Plain English: This amendment updates the law to require that facilities in the youthful offender system must not only accommodate needs but also actively promote effective communication.

  • Adds a new requirement for the department of corrections to ensure youth can communicate effectively within the system.
  • The amendment text does not explain what specific methods or tools will be used to achieve this goal.
  • It is unclear exactly which parts of the facility or staff interactions are covered by 'effective communication' without more context from the full bill.
L.004

Second Reading

Passed [**]

Plain English: This amendment adds a rule stating that the new recommendations can only be put into action if there is enough money, space, building support, and staff available.

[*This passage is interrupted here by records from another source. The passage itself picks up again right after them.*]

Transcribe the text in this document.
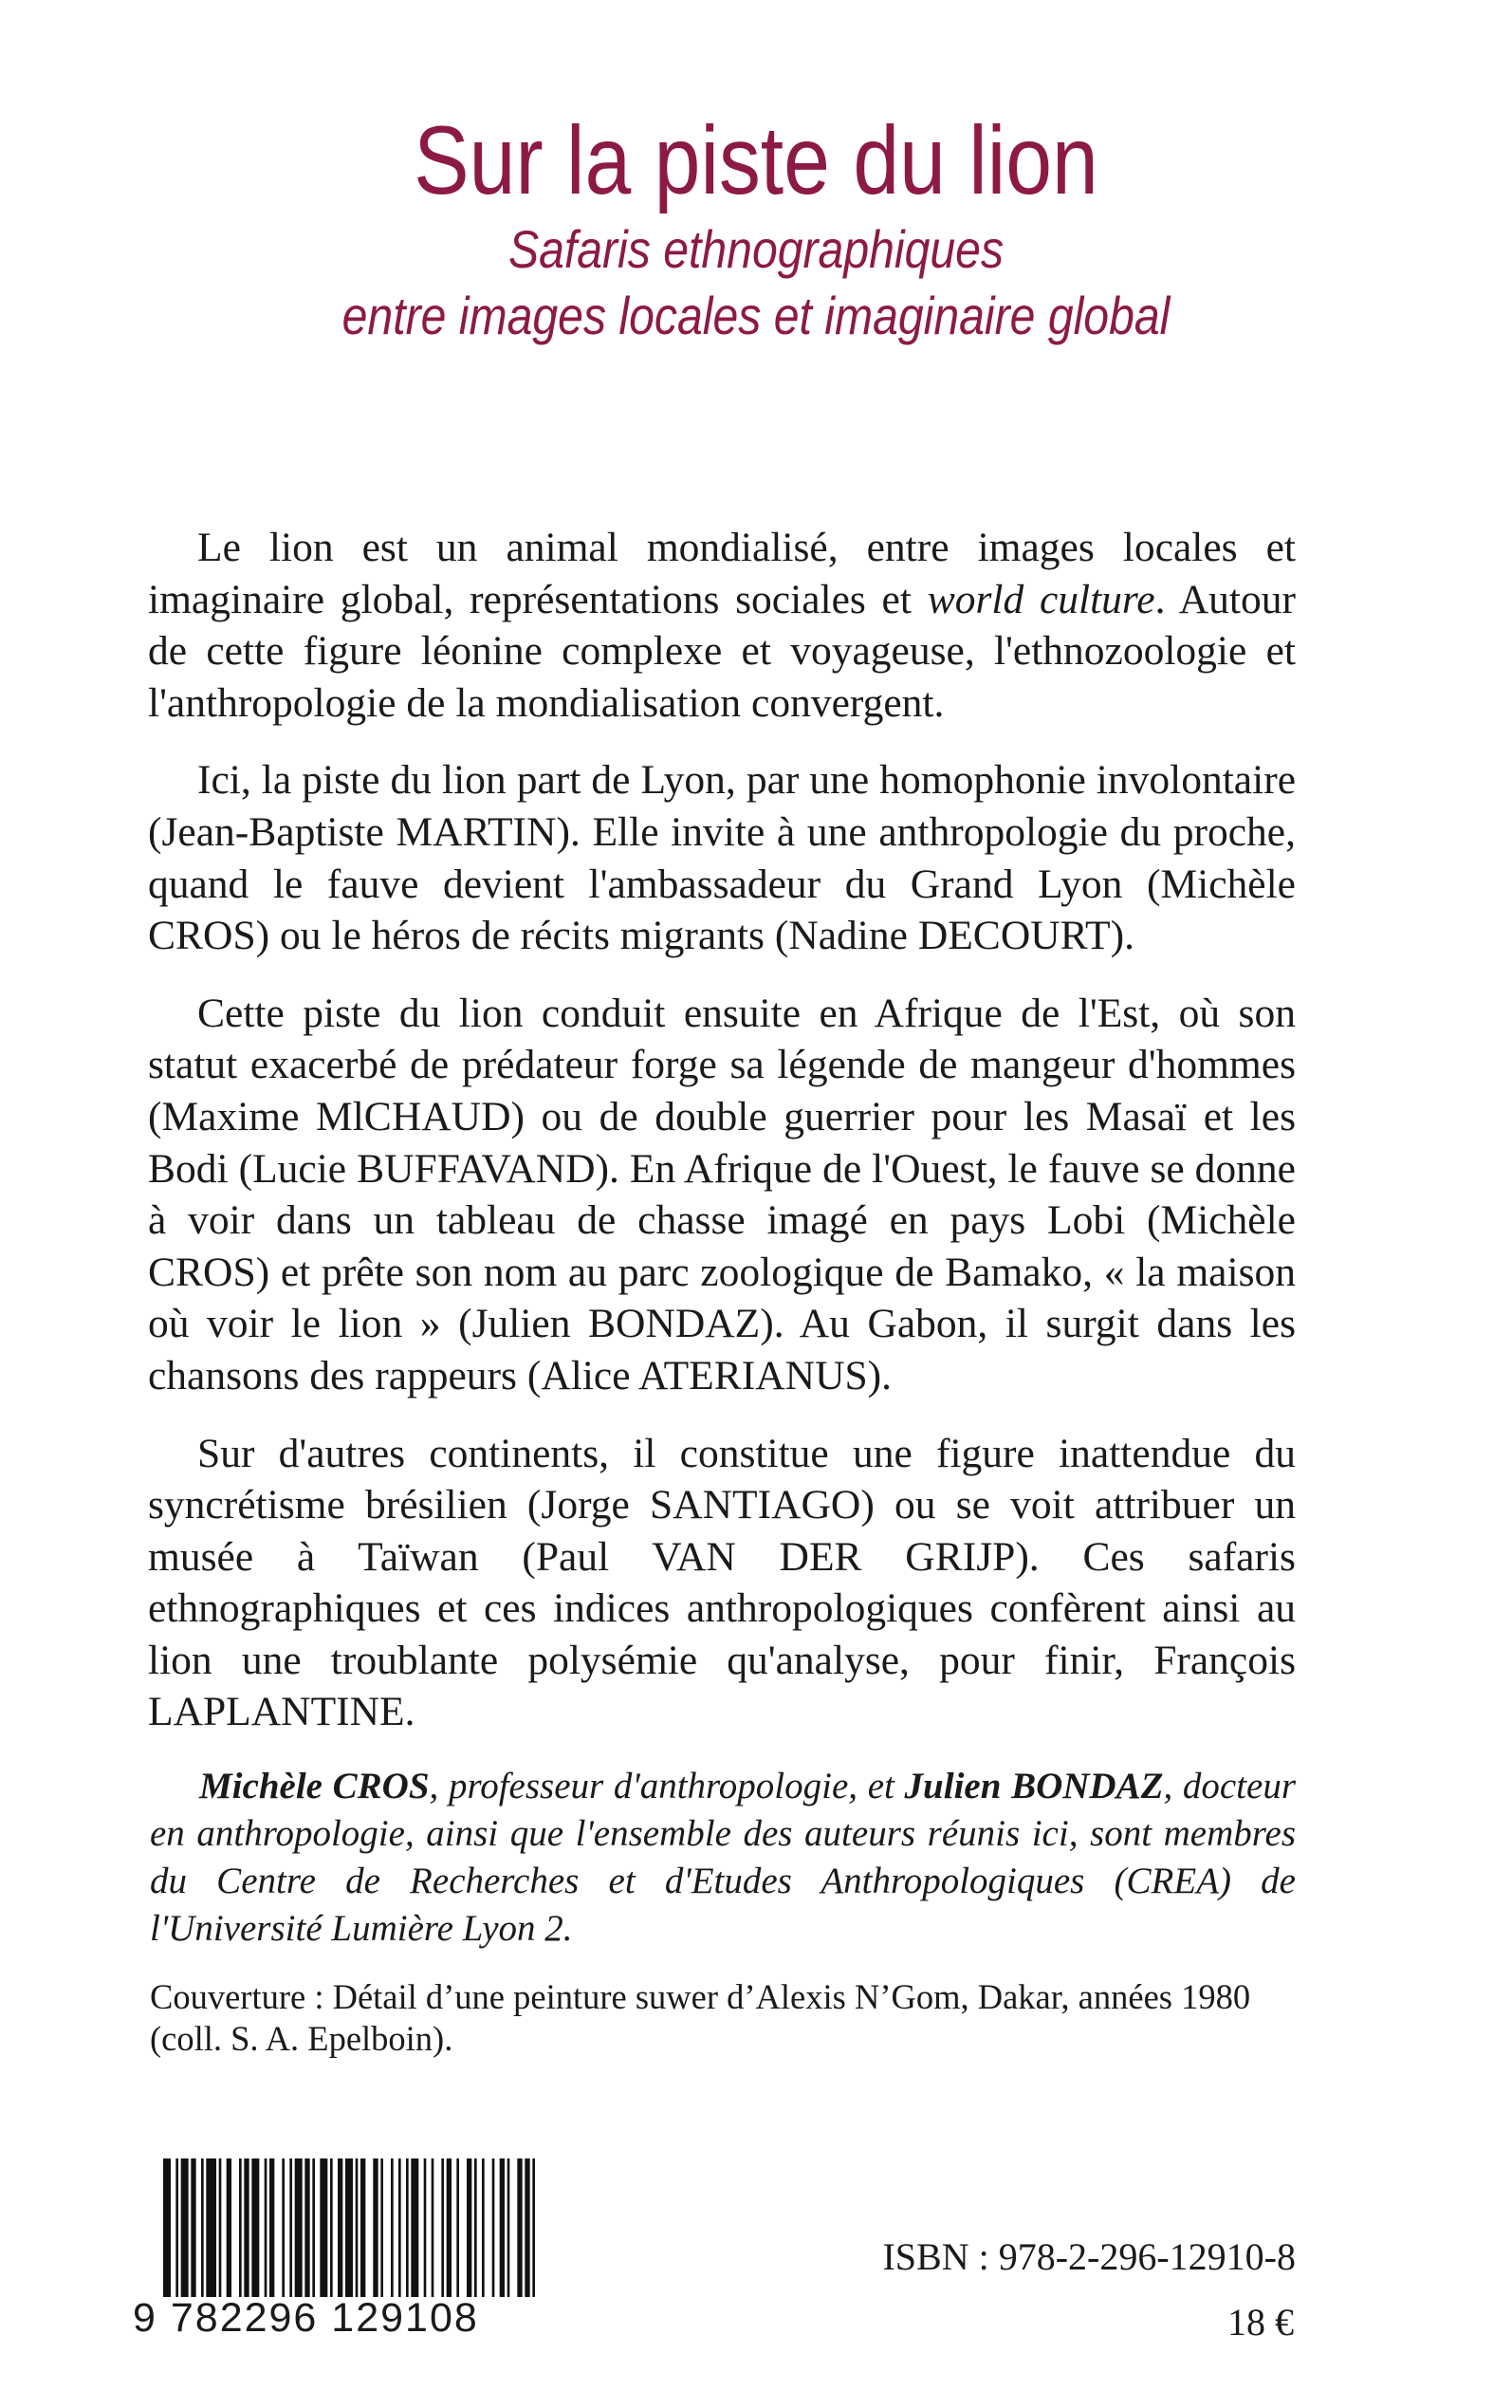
Sur la piste du lion
Safaris ethnographiques
entre images locales et imaginaire global

Le lion est un animal mondialisé, entre images locales et imaginaire global, représentations sociales et world culture. Autour de cette figure léonine complexe et voyageuse, l'ethnozoologie et l'anthropologie de la mondialisation convergent.

Ici, la piste du lion part de Lyon, par une homophonie involontaire (Jean-Baptiste MARTIN). Elle invite à une anthropologie du proche, quand le fauve devient l'ambassadeur du Grand Lyon (Michèle CROS) ou le héros de récits migrants (Nadine DECOURT).

Cette piste du lion conduit ensuite en Afrique de l'Est, où son statut exacerbé de prédateur forge sa légende de mangeur d'hommes (Maxime MlCHAUD) ou de double guerrier pour les Masaï et les Bodi (Lucie BUFFAVAND). En Afrique de l'Ouest, le fauve se donne à voir dans un tableau de chasse imagé en pays Lobi (Michèle CROS) et prête son nom au parc zoologique de Bamako, « la maison où voir le lion » (Julien BONDAZ). Au Gabon, il surgit dans les chansons des rappeurs (Alice ATERIANUS).

Sur d'autres continents, il constitue une figure inattendue du syncrétisme brésilien (Jorge SANTIAGO) ou se voit attribuer un musée à Taïwan (Paul VAN DER GRIJP). Ces safaris ethnographiques et ces indices anthropologiques confèrent ainsi au lion une troublante polysémie qu'analyse, pour finir, François LAPLANTINE.

Michèle CROS, professeur d'anthropologie, et Julien BONDAZ, docteur en anthropologie, ainsi que l'ensemble des auteurs réunis ici, sont membres du Centre de Recherches et d'Etudes Anthropologiques (CREA) de l'Université Lumière Lyon 2.

Couverture : Détail d’une peinture suwer d’Alexis N’Gom, Dakar, années 1980 (coll. S. A. Epelboin).

9 782296 129108

ISBN : 978-2-296-12910-8

18 €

  • The bill now says that carrying out the recommended changes depends on having enough funding approved by lawmakers.
  • The amendment does not explain what happens if there is not enough money or staff to implement the recommendations.
  • It does not specify which specific services might be delayed due to these limits.

Bill History

  1. 2026-03-26 Governor

    Governor Signed

  2. 2026-03-19 Governor

    Sent to the Governor

  3. 2026-03-19 Senate

    Signed by the President of the Senate

  4. 2026-03-18 House

    Signed by the Speaker of the House

  5. 2026-03-12 House

    House Considered Senate Amendments - Result was to Concur - Repass

  6. 2026-03-03 House

    House Considered Senate Amendments - Result was to Laid Over Daily

  7. 2026-03-02 Senate

    Senate Third Reading Passed - No Amendments

  8. 2026-02-27 Senate

    Senate Third Reading Laid Over to 03/02/2026 - No Amendments

  9. 2026-02-26 Senate

    Senate Second Reading Passed with Amendments - Floor

  10. 2026-02-23 Senate

    Senate Committee on Judiciary Refer Unamended to Senate Committee of the Whole

  11. 2026-02-19 Senate

    Introduced In Senate - Assigned to Judiciary

  12. 2026-02-18 House

    House Third Reading Passed - No Amendments

  13. 2026-02-17 House

    House Second Reading Special Order - Passed with Amendments - Committee, Floor

  14. 2026-02-13 House

    House Second Reading Laid Over Daily - No Amendments

  15. 2026-02-10 House

    House Committee on Health & Human Services Refer Amended to House Committee of the Whole

  16. 2026-01-14 House

    Introduced In House - Assigned to Health & Human Services

Official Summary Text

Current law establishes the youthful offender system (system) in the department of corrections (department) as a sentencing option that provides a continuum of services. The act:
Updates references to the juveniles and young adults who are eligible for or participating in the system;
Revises certain legislative intent provisions to emphasize lasting behavioral changes in preparation for reentry, trauma-informed care, addressing criminogenic risk, accountability, healthy relationship building, and system participant and staff safety;
Expresses the general assembly's intent that juveniles and young adults with physical, intellectual, mental, or behavioral health disabilities or conditions receive equitable treatment in sentencing to the system and reasonable accommodations once in the system;
Adds certain data related to system completion rates to an existing annual reporting requirement for the department;
Adds requirements for evidence-informed rehabilitative treatment and life skills programming and for individual therapy, family therapy, or substance use disorder treatment;
Establishes requirements for system participant evaluations, plans for addressing participants' needs and skills, and case manager duties;
Requires the department, in consultation with relevant experts, to make and publish on its website recommendations for integrating a trauma-informed standard of care with current system practices to promote the health and safety of system participants; and
Expands certain procedural protections for system participants with mental or behavioral health conditions or intellectual and developmental disabilities.